Growth Worries Hit Early, with the GBP and Brexit Still in the Spotlight
It’s risk off early in the day, growth forecast revisions by the IMF and central banks coming amidst softer GDP numbers. · FX Empire

In This Article:

Earlier in the Day:

There were no material stats released through the Asian session this morning to provide the markets with direction and, with the U.S markets having been closed on Monday, recent economic data out of the region and direction from the U.S futures influenced early on.

At the time of writing, the Japanese Yen was up 0.23% to ¥109.42 against the U.S Dollar, the gains driven by risk sentiment, as the Asian equity majors follow the U.S futures into the red through the early part of the day.

The Aussie Dollar saw bigger losses early on, down 0.34% to $0.7135 while the Kiwi Dollar was down by just 0.12% to $0.6724.

Following softer growth figures out of China on Monday and out of South Korea this morning, sentiment towards the economic outlook continues to plague the markets. On one side, an end to the trade war would support a pickup in economic activity, with a shift in central bank policy outlooks to the more dovish side also a positive. On the flip side, the slowdown in growth has not been immediate and has been evident for a number of quarters, which suggests that it hasn’t just been down to the U.S – China trade war.

In the equity markets, it was red for the majors, with the Hang Seng leading the way down, with a loss of 1% at the time of writing. The CSI300 and ASX200 were not far behind, with losses of 0.87% and 0.65%, with the Nikkei was down by 0.54%.

The Day Ahead:

For the EUR, following a quiet start to the week, on the data front, economic data scheduled for release this morning includes January economic sentiment figures out of Germany and the Eurozone.

Softer than forecasted numbers will likely weigh on the EUR, with the IMF and the Bank of Italy cutting growth forecasts at the start of the week.

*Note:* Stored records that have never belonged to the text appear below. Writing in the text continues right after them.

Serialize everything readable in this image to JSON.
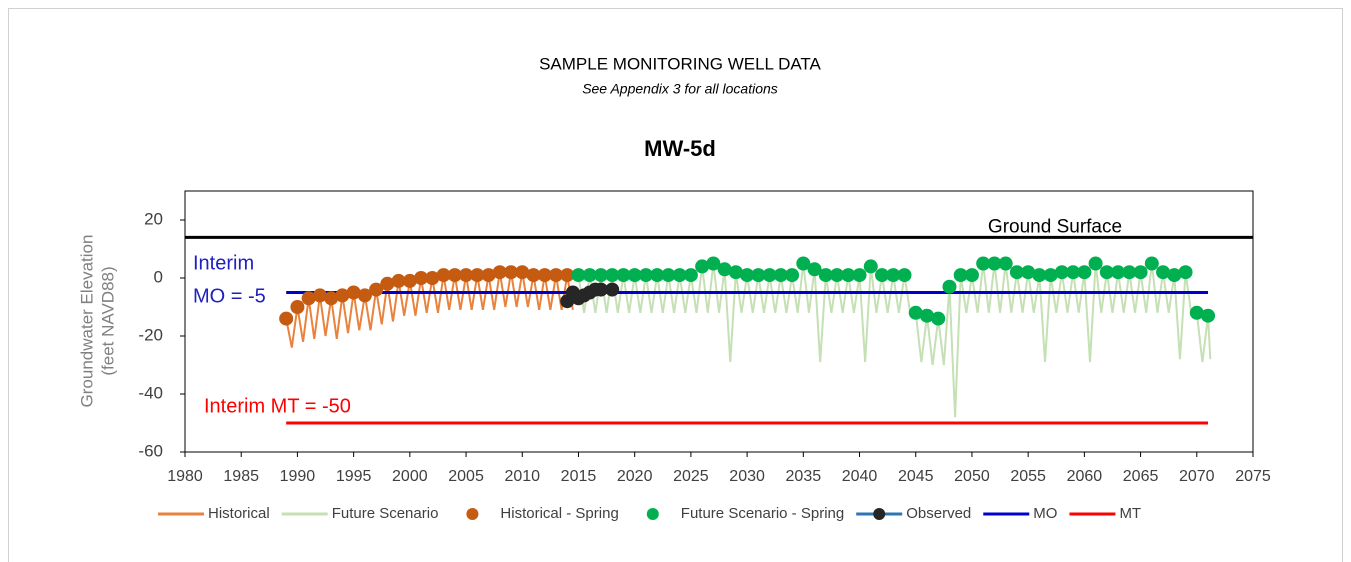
{
  "chart_data": {
    "type": "line",
    "title": "SAMPLE MONITORING WELL DATA",
    "subtitle": "See Appendix 3 for all locations",
    "chart_title": "MW-5d",
    "y_label": [
      "Groundwater Elevation",
      "(feet NAVD88)"
    ],
    "xlim": [
      1980,
      2075
    ],
    "xticks": [
      1980,
      1985,
      1990,
      1995,
      2000,
      2005,
      2010,
      2015,
      2020,
      2025,
      2030,
      2035,
      2040,
      2045,
      2050,
      2055,
      2060,
      2065,
      2070,
      2075
    ],
    "ylim": [
      -60,
      30
    ],
    "yticks": [
      -60,
      -40,
      -20,
      0,
      20
    ],
    "ground_surface": {
      "label": "Ground Surface",
      "value": 14,
      "color": "#000000"
    },
    "annotations": [
      {
        "lines": [
          "Interim",
          "MO = -5"
        ],
        "color": "#2020c0"
      },
      {
        "lines": [
          "Interim MT = -50"
        ],
        "color": "#ff0000"
      }
    ],
    "series": [
      {
        "name": "Historical",
        "kind": "line",
        "color": "#e8823c",
        "x": [
          1989,
          1989.5,
          1990,
          1990.5,
          1991,
          1991.5,
          1992,
          1992.5,
          1993,
          1993.5,
          1994,
          1994.5,
          1995,
          1995.5,
          1996,
          1996.5,
          1997,
          1997.5,
          1998,
          1998.5,
          1999,
          1999.5,
          2000,
          2000.5,
          2001,
          2001.5,
          2002,
          2002.5,
          2003,
          2003.5,
          2004,
          2004.5,
          2005,
          2005.5,
          2006,
          2006.5,
          2007,
          2007.5,
          2008,
          2008.5,
          2009,
          2009.5,
          2010,
          2010.5,
          2011,
          2011.5,
          2012,
          2012.5,
          2013,
          2013.5,
          2014,
          2014.5
        ],
        "values": [
          -14,
          -24,
          -10,
          -22,
          -7,
          -21,
          -6,
          -20,
          -7,
          -21,
          -6,
          -19,
          -5,
          -18,
          -6,
          -18,
          -4,
          -16,
          -2,
          -15,
          -1,
          -13,
          -1,
          -13,
          0,
          -12,
          0,
          -12,
          1,
          -11,
          1,
          -11,
          1,
          -11,
          1,
          -11,
          1,
          -11,
          2,
          -10,
          2,
          -10,
          2,
          -10,
          1,
          -11,
          1,
          -11,
          1,
          -11,
          1,
          -11
        ]
      },
      {
        "name": "Future Scenario",
        "kind": "line",
        "color": "#c5e0b4",
        "x": [
          2015,
          2015.5,
          2016,
          2016.5,
          2017,
          2017.5,
          2018,
          2018.5,
          2019,
          2019.5,
          2020,
          2020.5,
          2021,
          2021.5,
          2022,
          2022.5,
          2023,
          2023.5,
          2024,
          2024.5,
          2025,
          2025.5,
          2026,
          2026.5,
          2027,
          2027.5,
          2028,
          2028.5,
          2029,
          2029.5,
          2030,
          2030.5,
          2031,
          2031.5,
          2032,
          2032.5,
          2033,
          2033.5,
          2034,
          2034.5,
          2035,
          2035.5,
          2036,
          2036.5,
          2037,
          2037.5,
          2038,
          2038.5,
          2039,
          2039.5,
          2040,
          2040.5,
          2041,
          2041.5,
          2042,
          2042.5,
          2043,
          2043.5,
          2044,
          2044.5,
          2045,
          2045.5,
          2046,
          2046.5,
          2047,
          2047.5,
          2048,
          2048.5,
          2049,
          2049.5,
          2050,
          2050.5,
          2051,
          2051.5,
          2052,
          2052.5,
          2053,
          2053.5,
          2054,
          2054.5,
          2055,
          2055.5,
          2056,
          2056.5,
          2057,
          2057.5,
          2058,
          2058.5,
          2059,
          2059.5,
          2060,
          2060.5,
          2061,
          2061.5,
          2062,
          2062.5,
          2063,
          2063.5,
          2064,
          2064.5,
          2065,
          2065.5,
          2066,
          2066.5,
          2067,
          2067.5,
          2068,
          2068.5,
          2069,
          2069.5,
          2070,
          2070.5,
          2071,
          2071.2
        ],
        "values": [
          1,
          -12,
          1,
          -12,
          1,
          -12,
          1,
          -12,
          1,
          -12,
          1,
          -12,
          1,
          -12,
          1,
          -12,
          1,
          -12,
          1,
          -12,
          1,
          -12,
          4,
          -12,
          5,
          -12,
          3,
          -29,
          2,
          -12,
          1,
          -12,
          1,
          -12,
          1,
          -12,
          1,
          -12,
          1,
          -12,
          5,
          -12,
          3,
          -29,
          1,
          -12,
          1,
          -12,
          1,
          -12,
          1,
          -29,
          4,
          -12,
          1,
          -12,
          1,
          -12,
          1,
          -12,
          -12,
          -29,
          -13,
          -30,
          -14,
          -30,
          -3,
          -48,
          1,
          -12,
          1,
          -12,
          5,
          -12,
          5,
          -12,
          5,
          -12,
          2,
          -12,
          2,
          -12,
          1,
          -29,
          1,
          -12,
          2,
          -12,
          2,
          -12,
          2,
          -29,
          5,
          -12,
          2,
          -12,
          2,
          -12,
          2,
          -12,
          2,
          -12,
          5,
          -12,
          2,
          -12,
          1,
          -28,
          2,
          -12,
          -12,
          -29,
          -13,
          -28
        ]
      },
      {
        "name": "Historical - Spring",
        "kind": "scatter",
        "color": "#c55a11",
        "x": [
          1989,
          1990,
          1991,
          1992,
          1993,
          1994,
          1995,
          1996,
          1997,
          1998,
          1999,
          2000,
          2001,
          2002,
          2003,
          2004,
          2005,
          2006,
          2007,
          2008,
          2009,
          2010,
          2011,
          2012,
          2013,
          2014
        ],
        "values": [
          -14,
          -10,
          -7,
          -6,
          -7,
          -6,
          -5,
          -6,
          -4,
          -2,
          -1,
          -1,
          0,
          0,
          1,
          1,
          1,
          1,
          1,
          2,
          2,
          2,
          1,
          1,
          1,
          1
        ]
      },
      {
        "name": "Future Scenario - Spring",
        "kind": "scatter",
        "color": "#00b050",
        "x": [
          2015,
          2016,
          2017,
          2018,
          2019,
          2020,
          2021,
          2022,
          2023,
          2024,
          2025,
          2026,
          2027,
          2028,
          2029,
          2030,
          2031,
          2032,
          2033,
          2034,
          2035,
          2036,
          2037,
          2038,
          2039,
          2040,
          2041,
          2042,
          2043,
          2044,
          2045,
          2046,
          2047,
          2048,
          2049,
          2050,
          2051,
          2052,
          2053,
          2054,
          2055,
          2056,
          2057,
          2058,
          2059,
          2060,
          2061,
          2062,
          2063,
          2064,
          2065,
          2066,
          2067,
          2068,
          2069,
          2070,
          2071
        ],
        "values": [
          1,
          1,
          1,
          1,
          1,
          1,
          1,
          1,
          1,
          1,
          1,
          4,
          5,
          3,
          2,
          1,
          1,
          1,
          1,
          1,
          5,
          3,
          1,
          1,
          1,
          1,
          4,
          1,
          1,
          1,
          -12,
          -13,
          -14,
          -3,
          1,
          1,
          5,
          5,
          5,
          2,
          2,
          1,
          1,
          2,
          2,
          2,
          5,
          2,
          2,
          2,
          2,
          5,
          2,
          1,
          2,
          -12,
          -13
        ]
      },
      {
        "name": "Observed",
        "kind": "line-marker",
        "color": "#2e75b6",
        "marker_color": "#262626",
        "x": [
          2014,
          2014.5,
          2015,
          2015.5,
          2016,
          2016.5,
          2017,
          2018
        ],
        "values": [
          -8,
          -5,
          -7,
          -6,
          -5,
          -4,
          -4,
          -4
        ]
      },
      {
        "name": "MO",
        "kind": "line",
        "color": "#0000cc",
        "x": [
          1989,
          2071
        ],
        "values": [
          -5,
          -5
        ]
      },
      {
        "name": "MT",
        "kind": "line",
        "color": "#ff0000",
        "x": [
          1989,
          2071
        ],
        "values": [
          -50,
          -50
        ]
      }
    ]
  }
}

On Monday, the IMF cut its global growth forecasts for this year and next, with 2019 growth cut by 0.2% to 3.5% for 2019 and by 0.1% to 3.6% for 2020, the cuts coming off the back of growth forecast cuts that had been made back in October.

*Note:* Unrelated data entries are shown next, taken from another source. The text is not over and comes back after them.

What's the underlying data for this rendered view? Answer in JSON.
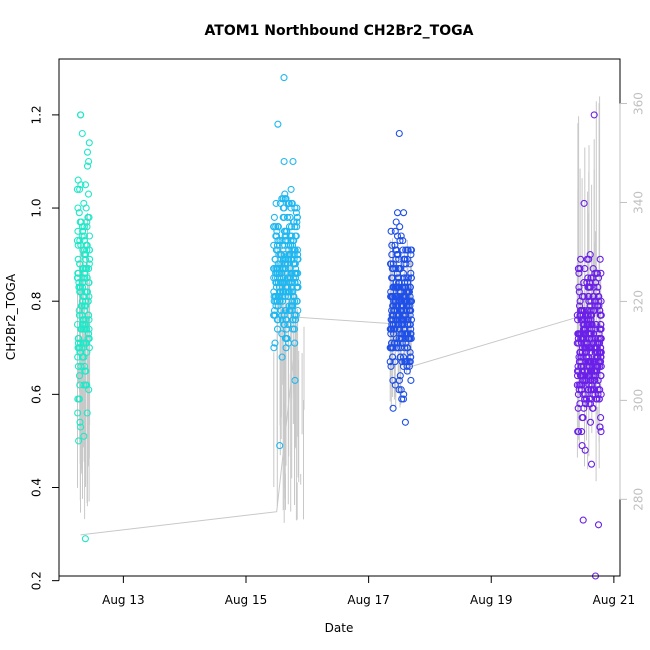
{
  "chart_data": {
    "type": "scatter",
    "title": "ATOM1 Northbound CH2Br2_TOGA",
    "xlabel": "Date",
    "ylabel": "CH2Br2_TOGA",
    "x_unit": "days in August",
    "xlim": [
      11.95,
      21.1
    ],
    "ylim": [
      0.21,
      1.32
    ],
    "x_ticks": [
      {
        "value": 13,
        "label": "Aug 13"
      },
      {
        "value": 15,
        "label": "Aug 15"
      },
      {
        "value": 17,
        "label": "Aug 17"
      },
      {
        "value": 19,
        "label": "Aug 19"
      },
      {
        "value": 21,
        "label": "Aug 21"
      }
    ],
    "y_ticks": [
      0.2,
      0.4,
      0.6,
      0.8,
      1.0,
      1.2
    ],
    "y_tick_labels": [
      "0.2",
      "0.4",
      "0.6",
      "0.8",
      "1.0",
      "1.2"
    ],
    "y2_label": "",
    "y2lim": [
      264.5,
      369.0
    ],
    "y2_ticks": [
      280,
      300,
      320,
      340,
      360
    ],
    "series": [
      {
        "name": "CH2Br2_TOGA",
        "axis": "left",
        "style": "open-circles",
        "segments": [
          {
            "x_range": [
              12.25,
              12.45
            ],
            "color": "#20e8c8",
            "n": 160,
            "mean": 0.82,
            "sd": 0.18,
            "lo": 0.29,
            "hi": 1.2,
            "highlights": [
              [
                12.3,
                1.2
              ],
              [
                12.38,
                0.29
              ],
              [
                12.27,
                0.5
              ],
              [
                12.33,
                1.16
              ],
              [
                12.29,
                0.62
              ]
            ]
          },
          {
            "x_range": [
              15.45,
              15.85
            ],
            "color": "#1fb7f0",
            "n": 260,
            "mean": 0.86,
            "sd": 0.12,
            "lo": 0.49,
            "hi": 1.28,
            "highlights": [
              [
                15.62,
                1.28
              ],
              [
                15.52,
                1.18
              ],
              [
                15.55,
                0.49
              ],
              [
                15.8,
                0.63
              ]
            ]
          },
          {
            "x_range": [
              17.35,
              17.7
            ],
            "color": "#1f50e8",
            "n": 280,
            "mean": 0.79,
            "sd": 0.11,
            "lo": 0.54,
            "hi": 1.16,
            "highlights": [
              [
                17.5,
                1.16
              ],
              [
                17.6,
                0.54
              ],
              [
                17.4,
                0.57
              ]
            ]
          },
          {
            "x_range": [
              20.4,
              20.8
            ],
            "color": "#6a20e8",
            "n": 360,
            "mean": 0.71,
            "sd": 0.12,
            "lo": 0.21,
            "hi": 1.2,
            "highlights": [
              [
                20.7,
                0.21
              ],
              [
                20.68,
                1.2
              ],
              [
                20.5,
                0.33
              ],
              [
                20.75,
                0.32
              ]
            ]
          }
        ]
      },
      {
        "name": "Track",
        "axis": "right",
        "style": "line",
        "color": "#c8c8c8",
        "points": [
          [
            12.3,
            272.8
          ],
          [
            15.5,
            277.5
          ],
          [
            15.85,
            316.8
          ],
          [
            17.4,
            315.5
          ],
          [
            17.6,
            306.5
          ],
          [
            20.4,
            316.8
          ]
        ],
        "spike_segments": [
          {
            "x_range": [
              12.25,
              12.45
            ],
            "lo": 273,
            "hi": 338
          },
          {
            "x_range": [
              15.45,
              15.95
            ],
            "lo": 275,
            "hi": 334
          },
          {
            "x_range": [
              17.35,
              17.7
            ],
            "lo": 298,
            "hi": 333
          },
          {
            "x_range": [
              20.4,
              20.8
            ],
            "lo": 283,
            "hi": 363
          }
        ]
      }
    ]
  }
}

While the U.S – China trade war was one of the key contributing factors to the downward revision, weakness in the German auto sector was also highlighted, as was weaker domestic demand in Italy.

At the time of writing, the EUR was up 0.04% to $1.1369, with today’s stats, updates on Brexit and chatter from the Oval Office to provide direction.

For the Pound, economic data scheduled for release this morning includes November wage growth and unemployment rate numbers along with December’s claimant count. We will expect wage growth and claimant count numbers to have the greatest influence on the data front.